CERT-UA alerts about malware attacks delivered through HTA files, utilizing court summons as bait.

The Computer Emergency Response Team of Ukraine (CERT-UA) has issued a warning regarding cyber attacks conducted by a threat actor known as UAC-0099. This group is targeting government agencies, defence forces, and enterprises within the defence-industrial complex in Ukraine. The attacks primarily utilise phishing emails as an initial compromise vector, delivering various malware families, including MATCHBOIL, MATCHWOK, and DRAGSTARE. UAC-0099, which was first documented by CERT-UA in June 2023, has a history of conducting espionage against Ukrainian entities. Previous attacks have exploited security vulnerabilities in WinRAR software (CVE-2023-38831, CVSS score: 7.8) to distribute a malware variant called LONEPAGE. The latest infection chain employs email lures related to court summons, enticing recipients to click on shortened links that lead to a double archive file containing an HTML Application (HTA) file.

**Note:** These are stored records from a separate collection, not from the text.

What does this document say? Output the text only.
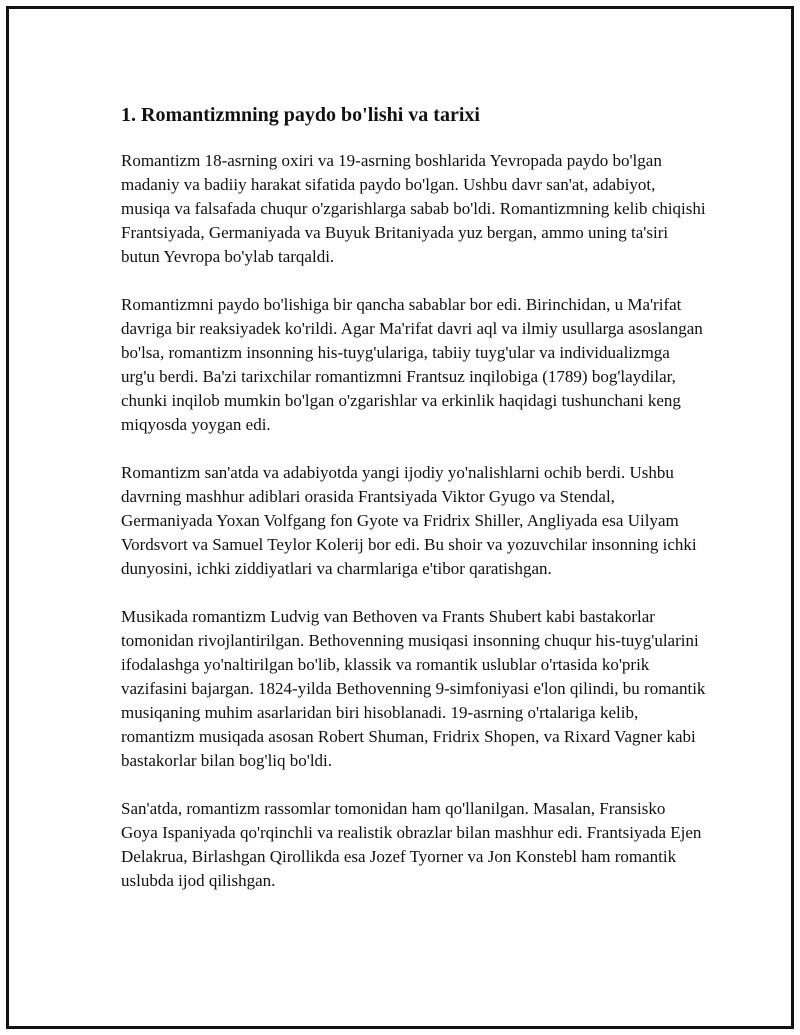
1. Romantizmning paydo bo'lishi va tarixi

Romantizm 18-asrning oxiri va 19-asrning boshlarida Yevropada paydo bo'lgan madaniy va badiiy harakat sifatida paydo bo'lgan. Ushbu davr san'at, adabiyot, musiqa va falsafada chuqur o'zgarishlarga sabab bo'ldi. Romantizmning kelib chiqishi Frantsiyada, Germaniyada va Buyuk Britaniyada yuz bergan, ammo uning ta'siri butun Yevropa bo'ylab tarqaldi.

Romantizmni paydo bo'lishiga bir qancha sabablar bor edi. Birinchidan, u Ma'rifat davriga bir reaksiyadek ko'rildi. Agar Ma'rifat davri aql va ilmiy usullarga asoslangan bo'lsa, romantizm insonning his-tuyg'ulariga, tabiiy tuyg'ular va individualizmga urg'u berdi. Ba'zi tarixchilar romantizmni Frantsuz inqilobiga (1789) bog'laydilar, chunki inqilob mumkin bo'lgan o'zgarishlar va erkinlik haqidagi tushunchani keng miqyosda yoygan edi.

Romantizm san'atda va adabiyotda yangi ijodiy yo'nalishlarni ochib berdi. Ushbu davrning mashhur adiblari orasida Frantsiyada Viktor Gyugo va Stendal, Germaniyada Yoxan Volfgang fon Gyote va Fridrix Shiller, Angliyada esa Uilyam Vordsvort va Samuel Teylor Kolerij bor edi. Bu shoir va yozuvchilar insonning ichki dunyosini, ichki ziddiyatlari va charmlariga e'tibor qaratishgan.

Musikada romantizm Ludvig van Bethoven va Frants Shubert kabi bastakorlar tomonidan rivojlantirilgan. Bethovenning musiqasi insonning chuqur his-tuyg'ularini ifodalashga yo'naltirilgan bo'lib, klassik va romantik uslublar o'rtasida ko'prik vazifasini bajargan. 1824-yilda Bethovenning 9-simfoniyasi e'lon qilindi, bu romantik musiqaning muhim asarlaridan biri hisoblanadi. 19-asrning o'rtalariga kelib, romantizm musiqada asosan Robert Shuman, Fridrix Shopen, va Rixard Vagner kabi bastakorlar bilan bog'liq bo'ldi.

San'atda, romantizm rassomlar tomonidan ham qo'llanilgan. Masalan, Fransisko Goya Ispaniyada qo'rqinchli va realistik obrazlar bilan mashhur edi. Frantsiyada Ejen Delakrua, Birlashgan Qirollikda esa Jozef Tyorner va Jon Konstebl ham romantik uslubda ijod qilishgan.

Upon execution of the HTA payload, an obfuscated Visual Basic Script file is launched, which creates a scheduled task for persistence and ultimately executes a loader named MATCHBOIL. This C#-based program is designed to drop additional malware onto the host system, including a backdoor called MATCHWOK and a data stealer named DRAGSTARE. MATCHWOK can execute PowerShell commands and relay the results to a remote server. In contrast, DRAGSTARE is capable of gathering system information, extracting data from web browsers, and collecting files with specific extensions from designated folders. This disclosure follows a recent report by ESET, which detailed Gamaredon’s ongoing spear-phishing attacks against Ukrainian entities in 2024, highlighting the use of six new malware tools engineered for stealth, persistence, and lateral movement.